Its focus will be on training midwives, developing practice standards, and strengthening national midwifery associations. It is estimated that skilled attendance at delivery, backed up by emergency obstetric care, could reduce the number of women dying in pregnancy and childbirth by about 75 per cent.

Every year half a million women die in pregnancy or childbirth and 10 to 15 million women suffer serious or long-lasting illnesses or injuries. In addition, 3 million newborns die during the first week of life and another 3 million are stillborn. Many of these deaths and disabilities could be prevented if all births were attended by midwives.

The $9-million initiative will start in 11 of the hardest-hit countries with the highest levels of maternal deaths and disability and the lowest rates of births attended by skilled workers – Benin, Burkina Faso, Burundi, Côte d’Ivoire, Djibouti, Ethiopia, Ghana, Madagascar, Sudan, Uganda and Zambia. It will then expand to include 30 countries and, if funding permits, even more.

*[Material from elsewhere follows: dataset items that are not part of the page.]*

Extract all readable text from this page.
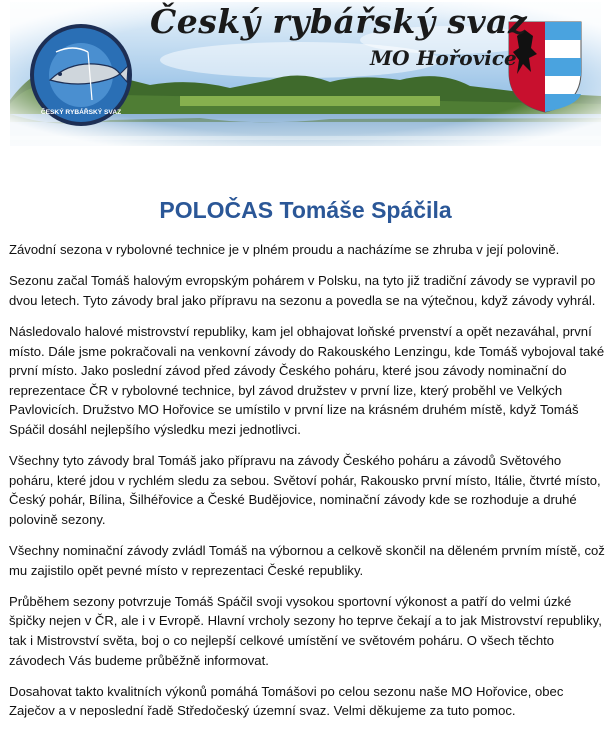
ČESKÝ RYBÁŘSKÝ SVAZ
Český rybářský svaz
MO Hořovice
POLOČAS Tomáše Spáčila

Závodní sezona v rybolovné technice je v plném proudu a nacházíme se zhruba v její polovině.

Sezonu začal Tomáš halovým evropským pohárem v Polsku, na tyto již tradiční závody se vypravil po dvou letech. Tyto závody bral jako přípravu na sezonu a povedla se na výtečnou, když závody vyhrál.

Následovalo halové mistrovství republiky, kam jel obhajovat loňské prvenství a opět nezaváhal, první místo. Dále jsme pokračovali na venkovní závody do Rakouského Lenzingu, kde Tomáš vybojoval také první místo. Jako poslední závod před závody Českého poháru, které jsou závody nominační do reprezentace ČR v rybolovné technice, byl závod družstev v první lize, který proběhl ve Velkých Pavlovicích. Družstvo MO Hořovice se umístilo v první lize na krásném druhém místě, když Tomáš Spáčil dosáhl nejlepšího výsledku mezi jednotlivci.

Všechny tyto závody bral Tomáš jako přípravu na závody Českého poháru a závodů Světového poháru, které jdou v rychlém sledu za sebou. Světoví pohár, Rakousko první místo, Itálie, čtvrté místo, Český pohár, Bílina, Šilhéřovice a České Budějovice, nominační závody kde se rozhoduje a druhé polovině sezony.

Všechny nominační závody zvládl Tomáš na výbornou a celkově skončil na děleném prvním místě, což mu zajistilo opět pevné místo v reprezentaci České republiky.

Průběhem sezony potvrzuje Tomáš Spáčil svoji vysokou sportovní výkonost a patří do velmi úzké špičky nejen v ČR, ale i v Evropě. Hlavní vrcholy sezony ho teprve čekají a to jak Mistrovství republiky, tak i Mistrovství světa, boj o co nejlepší celkové umístění ve světovém poháru. O všech těchto závodech Vás budeme průběžně informovat.

Dosahovat takto kvalitních výkonů pomáhá Tomášovi po celou sezonu naše MO Hořovice, obec Zaječov a v neposlední řadě Středočeský územní svaz. Velmi děkujeme za tuto pomoc.
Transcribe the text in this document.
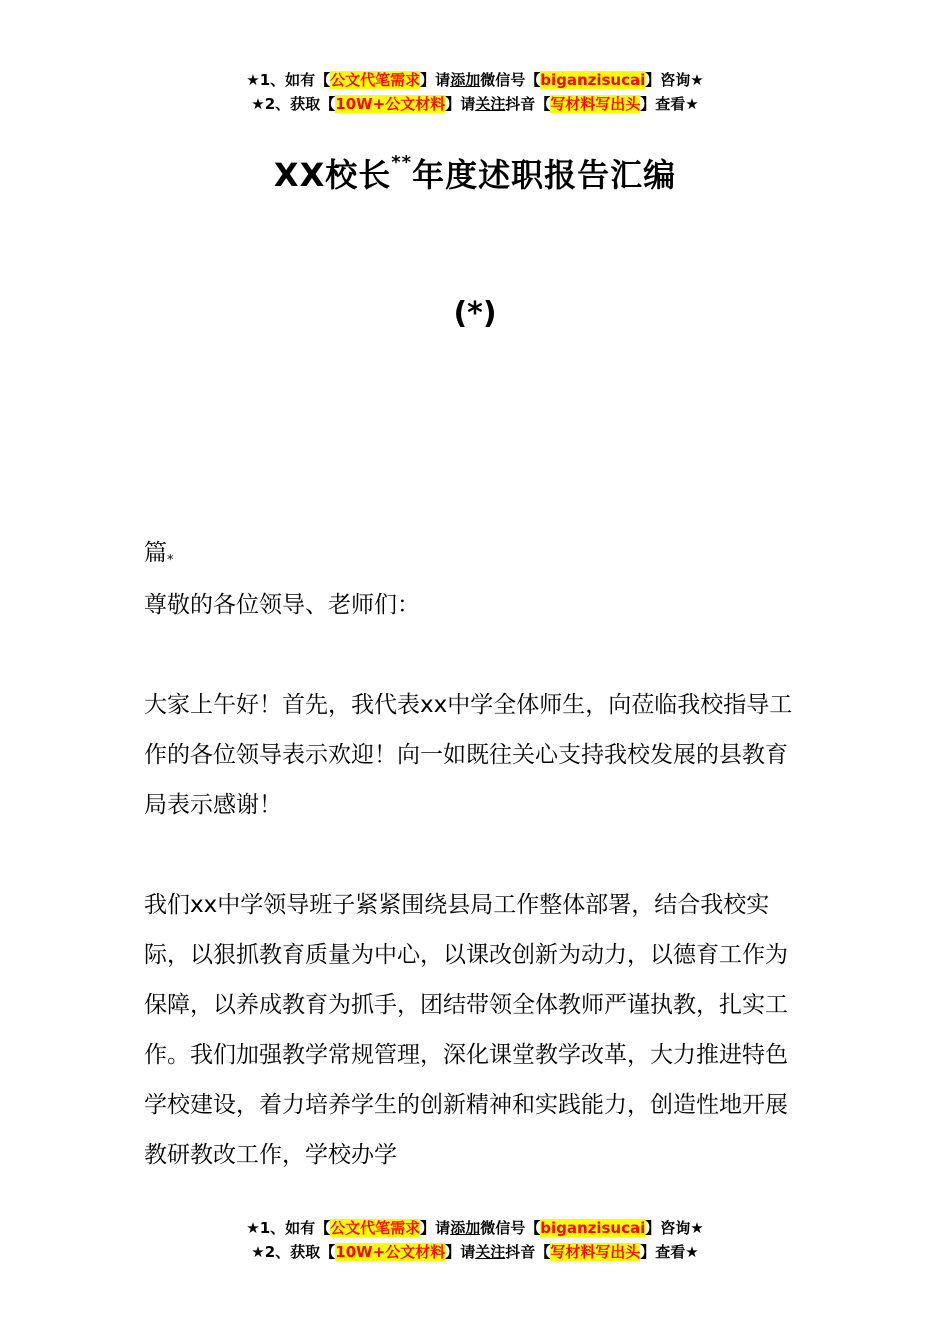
★1、如有【公文代笔需求】请添加微信号【biganzisucai】咨询★
★2、获取【10W+公文材料】请关注抖音【写材料写出头】查看★
XX校长**年度述职报告汇编
(*)
篇*

尊敬的各位领导、老师们：

大家上午好！首先，我代表xx中学全体师生，向莅临我校指导工作的各位领导表示欢迎！向一如既往关心支持我校发展的县教育局表示感谢！

我们xx中学领导班子紧紧围绕县局工作整体部署，结合我校实际，以狠抓教育质量为中心，以课改创新为动力，以德育工作为保障，以养成教育为抓手，团结带领全体教师严谨执教，扎实工作。我们加强教学常规管理，深化课堂教学改革，大力推进特色学校建设，着力培养学生的创新精神和实践能力，创造性地开展教研教改工作，学校办学

★1、如有【公文代笔需求】请添加微信号【biganzisucai】咨询★
★2、获取【10W+公文材料】请关注抖音【写材料写出头】查看★
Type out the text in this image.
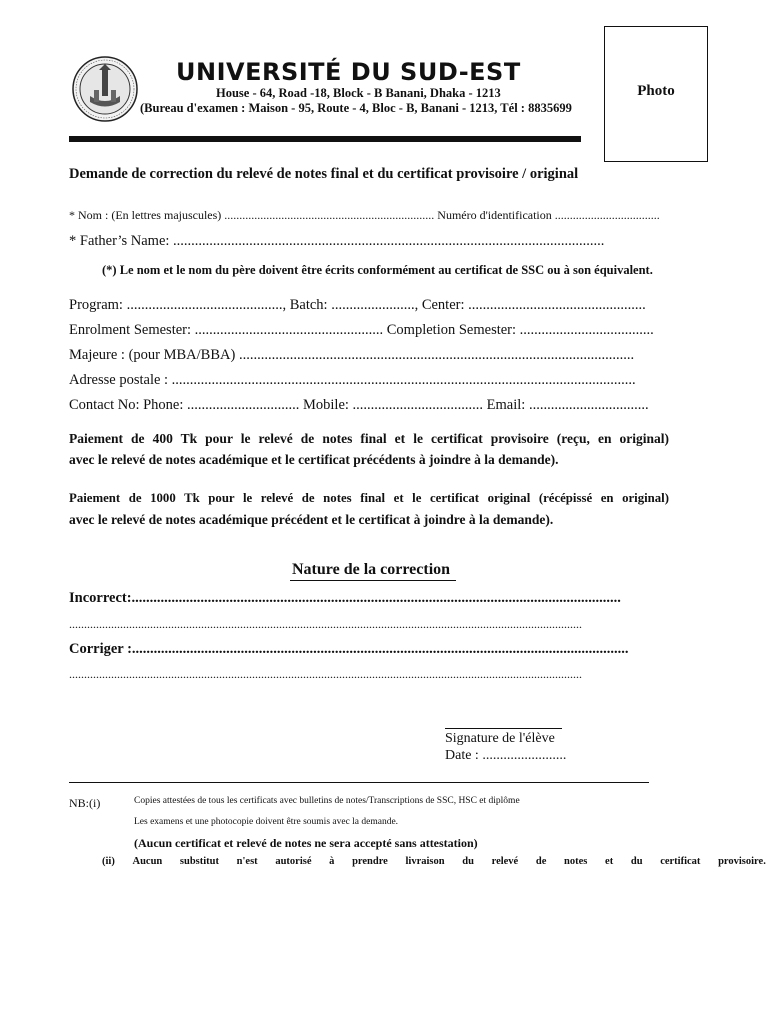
UNIVERSITÉ DU SUD-EST
House - 64, Road -18, Block - B Banani, Dhaka - 1213
(Bureau d'examen : Maison - 95, Route - 4, Bloc - B, Banani - 1213, Tél : 8835699
Photo
Demande de correction du relevé de notes final et du certificat provisoire / original
* Nom : (En lettres majuscules) ...................................................................... Numéro d'identification ...................................
* Father’s Name: .......................................................................................................................
(*) Le nom et le nom du père doivent être écrits conformément au certificat de SSC ou à son équivalent.
Program: ..........................................., Batch: ......................., Center: .................................................
Enrolment Semester: .................................................... Completion Semester: .....................................
Majeure : (pour MBA/BBA) .............................................................................................................
Adresse postale : ................................................................................................................................
Contact No: Phone: ............................... Mobile: .................................... Email: .................................
Paiement de 400 Tk pour le relevé de notes final et le certificat provisoire (reçu, en original)
avec le relevé de notes académique et le certificat précédents à joindre à la demande).
Paiement de 1000 Tk pour le relevé de notes final et le certificat original (récépissé en original)
avec le relevé de notes académique précédent et le certificat à joindre à la demande).
Nature de la correction
Incorrect:.......................................................................................................................................
...........................................................................................................................................................................
Corriger :.........................................................................................................................................
...........................................................................................................................................................................
Signature de l'élève
Date : ........................
NB:(i)	Copies attestées de tous les certificats avec bulletins de notes/Transcriptions de SSC, HSC et diplôme
Les examens et une photocopie doivent être soumis avec la demande.
(Aucun certificat et relevé de notes ne sera accepté sans attestation)
(ii) Aucun substitut n'est autorisé à prendre livraison du relevé de notes et du certificat provisoire.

The three-year project is funded by the Netherlands and Sweden and will be implemented by ICM and UNFPA offices in the selected countries.

“We need some strong advocates who can call on governments to invest in much needed midwives,” ICM President Bridget Lynch said. “But we also need to work with governments to ensure the scaling up and quality of midwifery services. They need to take ownership.”